Calif. Fines Kaiser Health Plan $4M After Mental Health Care Delivery Delays
Regulators said the Kaiser Foundation Health Plan delayed treatment -- sometimes for more than 14 days -- for patients who needed mental health care, which is a violation of the law.
Modern Healthcare: California Fines Kaiser $4M For Violating Mental Health Laws
The Kaiser Foundation Health Plan was fined $4 million by the state of California for failing to correct violations of mental health laws, including publishing materials that wrongly said the organization could deny long-term mental health care services to some plan enrollees.
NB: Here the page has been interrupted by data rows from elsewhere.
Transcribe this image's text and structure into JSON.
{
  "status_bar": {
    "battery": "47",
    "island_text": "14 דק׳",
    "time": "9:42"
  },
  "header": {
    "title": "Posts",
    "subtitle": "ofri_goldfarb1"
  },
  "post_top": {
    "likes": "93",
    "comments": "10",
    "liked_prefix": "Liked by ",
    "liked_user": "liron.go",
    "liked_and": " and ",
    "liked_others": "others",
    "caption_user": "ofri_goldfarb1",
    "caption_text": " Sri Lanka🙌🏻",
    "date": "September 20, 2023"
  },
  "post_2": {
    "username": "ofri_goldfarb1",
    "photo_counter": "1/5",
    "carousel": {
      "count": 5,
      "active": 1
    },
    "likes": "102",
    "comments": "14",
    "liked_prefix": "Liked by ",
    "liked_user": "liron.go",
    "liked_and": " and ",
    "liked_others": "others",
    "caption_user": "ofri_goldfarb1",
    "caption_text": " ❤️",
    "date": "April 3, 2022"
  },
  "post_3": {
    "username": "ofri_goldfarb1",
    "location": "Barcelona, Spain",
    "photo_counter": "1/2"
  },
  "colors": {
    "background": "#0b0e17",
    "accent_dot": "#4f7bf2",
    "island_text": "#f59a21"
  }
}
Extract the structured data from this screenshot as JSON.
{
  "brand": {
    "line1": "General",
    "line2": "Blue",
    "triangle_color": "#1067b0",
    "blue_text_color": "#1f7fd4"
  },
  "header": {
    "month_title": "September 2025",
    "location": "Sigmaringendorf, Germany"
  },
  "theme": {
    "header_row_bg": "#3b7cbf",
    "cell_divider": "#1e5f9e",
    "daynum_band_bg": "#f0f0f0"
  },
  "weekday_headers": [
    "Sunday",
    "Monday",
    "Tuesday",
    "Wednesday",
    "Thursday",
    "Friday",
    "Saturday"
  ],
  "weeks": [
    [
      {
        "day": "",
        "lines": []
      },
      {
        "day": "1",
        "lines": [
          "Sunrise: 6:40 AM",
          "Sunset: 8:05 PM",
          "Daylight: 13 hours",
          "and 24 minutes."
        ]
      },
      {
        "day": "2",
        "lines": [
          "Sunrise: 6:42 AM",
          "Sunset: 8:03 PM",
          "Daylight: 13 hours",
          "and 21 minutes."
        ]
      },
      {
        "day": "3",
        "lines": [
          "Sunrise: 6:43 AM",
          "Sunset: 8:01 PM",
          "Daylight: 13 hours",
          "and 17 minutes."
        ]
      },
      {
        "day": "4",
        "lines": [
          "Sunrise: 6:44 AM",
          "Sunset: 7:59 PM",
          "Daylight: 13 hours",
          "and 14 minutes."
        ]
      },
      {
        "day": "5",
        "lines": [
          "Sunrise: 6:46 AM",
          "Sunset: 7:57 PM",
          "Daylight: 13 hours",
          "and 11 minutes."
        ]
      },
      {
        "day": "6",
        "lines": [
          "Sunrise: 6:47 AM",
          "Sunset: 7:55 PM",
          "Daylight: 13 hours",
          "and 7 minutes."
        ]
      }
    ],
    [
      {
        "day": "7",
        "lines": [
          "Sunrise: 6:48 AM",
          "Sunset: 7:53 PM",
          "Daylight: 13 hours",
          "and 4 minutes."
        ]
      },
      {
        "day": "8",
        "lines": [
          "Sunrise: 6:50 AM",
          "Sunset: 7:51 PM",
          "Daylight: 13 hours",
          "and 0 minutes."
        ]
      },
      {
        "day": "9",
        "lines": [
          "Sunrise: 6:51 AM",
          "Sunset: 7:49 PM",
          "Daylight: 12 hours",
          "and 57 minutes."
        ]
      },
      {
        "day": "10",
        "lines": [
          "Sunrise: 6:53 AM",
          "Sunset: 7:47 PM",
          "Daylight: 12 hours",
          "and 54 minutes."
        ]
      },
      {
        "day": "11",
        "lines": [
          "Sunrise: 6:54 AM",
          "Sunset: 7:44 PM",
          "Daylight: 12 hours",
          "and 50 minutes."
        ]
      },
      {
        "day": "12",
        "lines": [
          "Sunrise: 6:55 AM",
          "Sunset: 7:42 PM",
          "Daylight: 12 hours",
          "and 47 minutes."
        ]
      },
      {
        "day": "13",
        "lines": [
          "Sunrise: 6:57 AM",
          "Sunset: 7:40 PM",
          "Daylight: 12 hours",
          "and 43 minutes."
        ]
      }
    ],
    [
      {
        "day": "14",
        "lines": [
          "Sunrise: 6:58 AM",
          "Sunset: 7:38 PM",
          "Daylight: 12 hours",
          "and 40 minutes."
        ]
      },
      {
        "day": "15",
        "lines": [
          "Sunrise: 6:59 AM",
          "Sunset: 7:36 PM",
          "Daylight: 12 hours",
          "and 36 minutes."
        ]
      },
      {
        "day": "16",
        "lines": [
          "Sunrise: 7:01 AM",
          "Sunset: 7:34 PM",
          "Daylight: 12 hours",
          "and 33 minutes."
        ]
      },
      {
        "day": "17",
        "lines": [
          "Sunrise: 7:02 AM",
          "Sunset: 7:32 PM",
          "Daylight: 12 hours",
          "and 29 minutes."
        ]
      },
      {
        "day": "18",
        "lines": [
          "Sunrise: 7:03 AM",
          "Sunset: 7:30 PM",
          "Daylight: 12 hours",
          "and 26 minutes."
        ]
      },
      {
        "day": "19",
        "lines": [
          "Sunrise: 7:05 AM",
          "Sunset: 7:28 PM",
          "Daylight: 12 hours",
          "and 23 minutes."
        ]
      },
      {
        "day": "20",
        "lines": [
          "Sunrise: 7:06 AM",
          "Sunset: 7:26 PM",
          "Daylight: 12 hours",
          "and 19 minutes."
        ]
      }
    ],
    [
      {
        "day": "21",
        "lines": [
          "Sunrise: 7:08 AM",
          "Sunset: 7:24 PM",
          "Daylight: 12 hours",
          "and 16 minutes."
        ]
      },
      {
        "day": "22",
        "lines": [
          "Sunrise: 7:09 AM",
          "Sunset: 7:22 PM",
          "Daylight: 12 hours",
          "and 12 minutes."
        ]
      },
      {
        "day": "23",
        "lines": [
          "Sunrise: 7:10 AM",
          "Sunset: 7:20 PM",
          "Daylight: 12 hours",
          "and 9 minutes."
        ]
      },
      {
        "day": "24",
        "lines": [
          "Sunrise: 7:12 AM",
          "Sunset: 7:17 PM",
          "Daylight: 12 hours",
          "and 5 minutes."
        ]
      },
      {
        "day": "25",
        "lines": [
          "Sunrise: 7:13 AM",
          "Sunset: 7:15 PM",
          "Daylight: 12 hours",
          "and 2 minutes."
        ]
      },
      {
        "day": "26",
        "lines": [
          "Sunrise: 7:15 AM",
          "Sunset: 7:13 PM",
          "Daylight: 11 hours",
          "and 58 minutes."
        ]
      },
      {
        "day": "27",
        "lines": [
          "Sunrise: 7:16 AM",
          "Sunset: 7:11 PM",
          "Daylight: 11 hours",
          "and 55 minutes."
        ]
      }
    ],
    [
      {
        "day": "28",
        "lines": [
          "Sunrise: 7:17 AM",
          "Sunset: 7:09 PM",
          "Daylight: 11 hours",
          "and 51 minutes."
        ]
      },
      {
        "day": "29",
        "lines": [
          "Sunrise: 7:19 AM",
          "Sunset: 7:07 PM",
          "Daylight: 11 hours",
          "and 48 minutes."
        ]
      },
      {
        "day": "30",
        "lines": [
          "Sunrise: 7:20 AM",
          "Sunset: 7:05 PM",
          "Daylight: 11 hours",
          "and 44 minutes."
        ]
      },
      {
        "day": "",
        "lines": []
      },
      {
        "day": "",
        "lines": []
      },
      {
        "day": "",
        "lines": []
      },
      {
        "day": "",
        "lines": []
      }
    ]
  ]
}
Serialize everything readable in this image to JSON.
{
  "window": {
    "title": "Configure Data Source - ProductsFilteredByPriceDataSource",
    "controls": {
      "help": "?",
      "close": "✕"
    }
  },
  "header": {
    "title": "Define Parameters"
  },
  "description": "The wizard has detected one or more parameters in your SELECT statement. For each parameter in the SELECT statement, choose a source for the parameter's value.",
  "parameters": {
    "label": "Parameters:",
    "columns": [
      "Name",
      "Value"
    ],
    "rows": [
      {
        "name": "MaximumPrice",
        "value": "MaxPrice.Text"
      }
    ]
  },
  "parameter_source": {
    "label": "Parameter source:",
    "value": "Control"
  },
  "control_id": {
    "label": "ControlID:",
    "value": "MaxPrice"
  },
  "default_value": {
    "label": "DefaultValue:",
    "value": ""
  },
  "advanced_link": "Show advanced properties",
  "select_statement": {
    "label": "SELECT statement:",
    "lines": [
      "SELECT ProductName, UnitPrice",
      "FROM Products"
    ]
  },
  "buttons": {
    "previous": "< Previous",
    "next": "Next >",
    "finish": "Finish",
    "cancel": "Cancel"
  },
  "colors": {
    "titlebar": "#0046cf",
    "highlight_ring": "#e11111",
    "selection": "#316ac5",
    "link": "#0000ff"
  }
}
The health plan, which is part of the giant, not-for-profit Kaiser Permanente integrated delivery system, also was accused of violating state law by making some patients wait more than 14 days for an initial mental-health appointment (Carlson, 6/25).
Sacramento Bee: Kaiser Mental Health Care Lacking, State Says; HMO Hit With $4 Million Fine
Imposing the second-largest fine in its history, the California Department of Managed Health Care on Tuesday slapped Kaiser health plans with a $4 million penalty for failing to provide mental health treatment in a timely manner. The department also issued a cease and desist order to Kaiser, forbidding the health plan from continuing practices in violation of state law, which ensures equal care for mental and physical health (Craft, 6/26).